Faz tempo que as mães deixaram de cuidar exclusivamente da casa e da educação dos filhos.  Hoje elas se dividem em quantas forem necessárias para dar conta do recado. Fazem isso muito bem e até sobra tempo para cuidar delas ou papear sem pressa. Com vocês, o lado mãe das super-heroínas do mercado de festa infantil: as empresárias Verônica Martins (Happy Day Festas), Livia Pais (Lilly Xiq), Adriana Romualdo (Julubeca), Tatiana Alencar (Marmelada de Banana) e Carla Borges (Carlota Festas).
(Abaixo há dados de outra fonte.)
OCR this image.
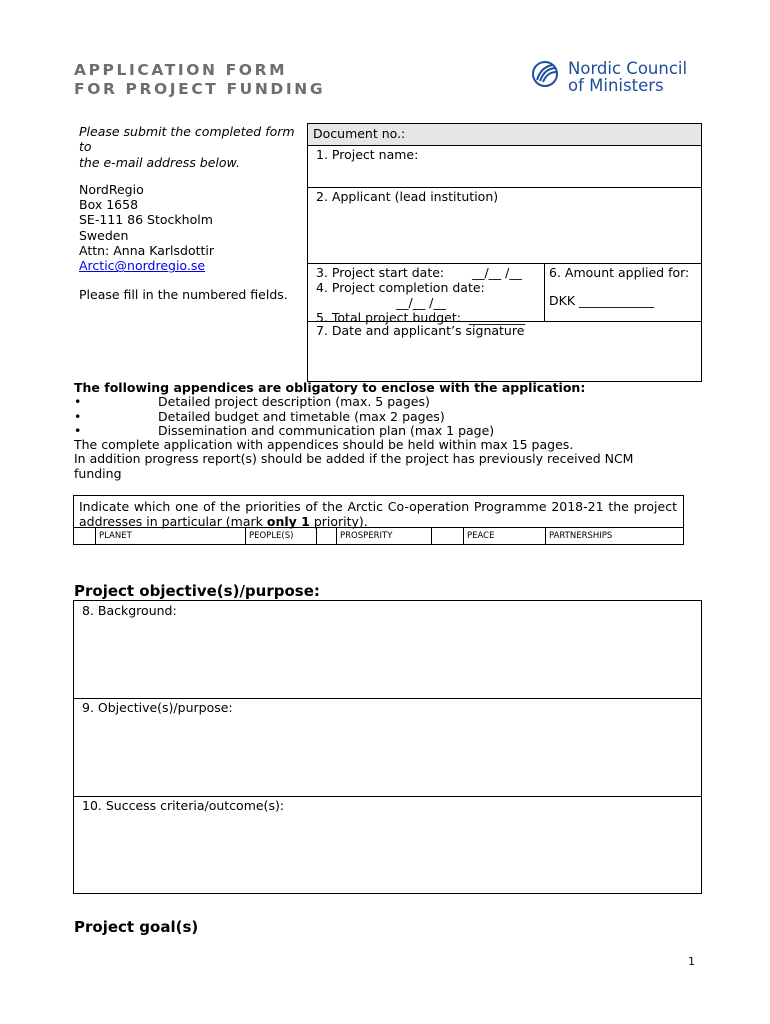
APPLICATION FORM
FOR PROJECT FUNDING
Nordic Council
of Ministers
Please submit the completed form
to
the e-mail address below.
NordRegio
Box 1658
SE-111 86 Stockholm
Sweden
Attn: Anna Karlsdottir
Arctic@nordregio.se
Please fill in the numbered fields.
Document no.:
1. Project name:
2. Applicant (lead institution)
3. Project start date:       __/__ /__
4. Project completion date:
__/__ /__
5. Total project budget:  _________
6. Amount applied for:
DKK ____________
7. Date and applicant’s signature
The following appendices are obligatory to enclose with the application:
•	Detailed project description (max. 5 pages)
•	Detailed budget and timetable (max 2 pages)
•	Dissemination and communication plan (max 1 page)
The complete application with appendices should be held within max 15 pages.
In addition progress report(s) should be added if the project has previously received NCM funding
Indicate which one of the priorities of the Arctic Co-operation Programme 2018-21 the project addresses in particular (mark only 1 priority).
PLANET	PEOPLE(S)	PROSPERITY	PEACE	PARTNERSHIPS
Project objective(s)/purpose:
8. Background:
9. Objective(s)/purpose:
10. Success criteria/outcome(s):
Project goal(s)
1
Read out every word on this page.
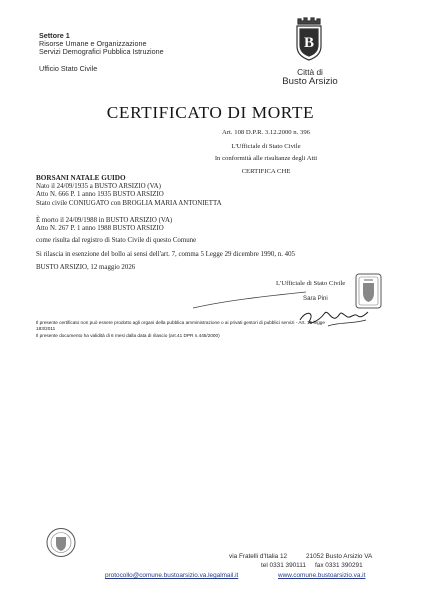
Settore 1
Risorse Umane e Organizzazione
Servizi Demografici Pubblica Istruzione
Ufficio Stato Civile
B
Città di
Busto Arsizio
CERTIFICATO DI MORTE
Art. 108 D.P.R. 3.12.2000 n. 396
L'Ufficiale di Stato Civile
In conformità alle risultanze degli Atti
CERTIFICA CHE
BORSANI NATALE GUIDO
Nato il 24/09/1935 a BUSTO ARSIZIO (VA)
Atto N. 666 P. 1 anno 1935 BUSTO ARSIZIO
Stato civile CONIUGATO con BROGLIA MARIA ANTONIETTA
È morto il 24/09/1988 in BUSTO ARSIZIO (VA)
Atto N. 267 P. 1 anno 1988 BUSTO ARSIZIO
come risulta dal registro di Stato Civile di questo Comune
Si rilascia in esenzione del bollo ai sensi dell'art. 7, comma 5 Legge 29 dicembre 1990, n. 405
BUSTO ARSIZIO, 12 maggio 2026
L'Ufficiale di Stato Civile
Sara Pini
Il presente certificato non può essere prodotto agli organi della pubblica amministrazione o ai privati gestori di pubblici servizi - Art. 15 legge
183/2011
Il presente documento ha validità di 6 mesi dalla data di rilascio (art.41 DPR n.445/2000)
via Fratelli d'Italia 12	21052 Busto Arsizio VA
tel 0331 390111 fax 0331 390291
protocollo@comune.bustoarsizio.va.legalmail.it	www.comune.bustoarsizio.va.it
“Acho que a cada dia das mães eu celebro minha melhor função! Minha profissão de coração é ser mãe, é me dedicar a minha filha, ensinar, amar e participar de todos os momentos dela!” Verônica Martins

Elas falam que a sua profissão é ser mãe. Mas está mais para malabarista. Elas vivem se equilibrando ao tentar conciliar casa e trabalho. No meio desse turbilhão de compromissos (amorosos e profissionais), ainda encontram motivos para continuar a luta que é estar sempre na corda bamba, se redescobrindo e se reconstruindo… Por nós, filhos.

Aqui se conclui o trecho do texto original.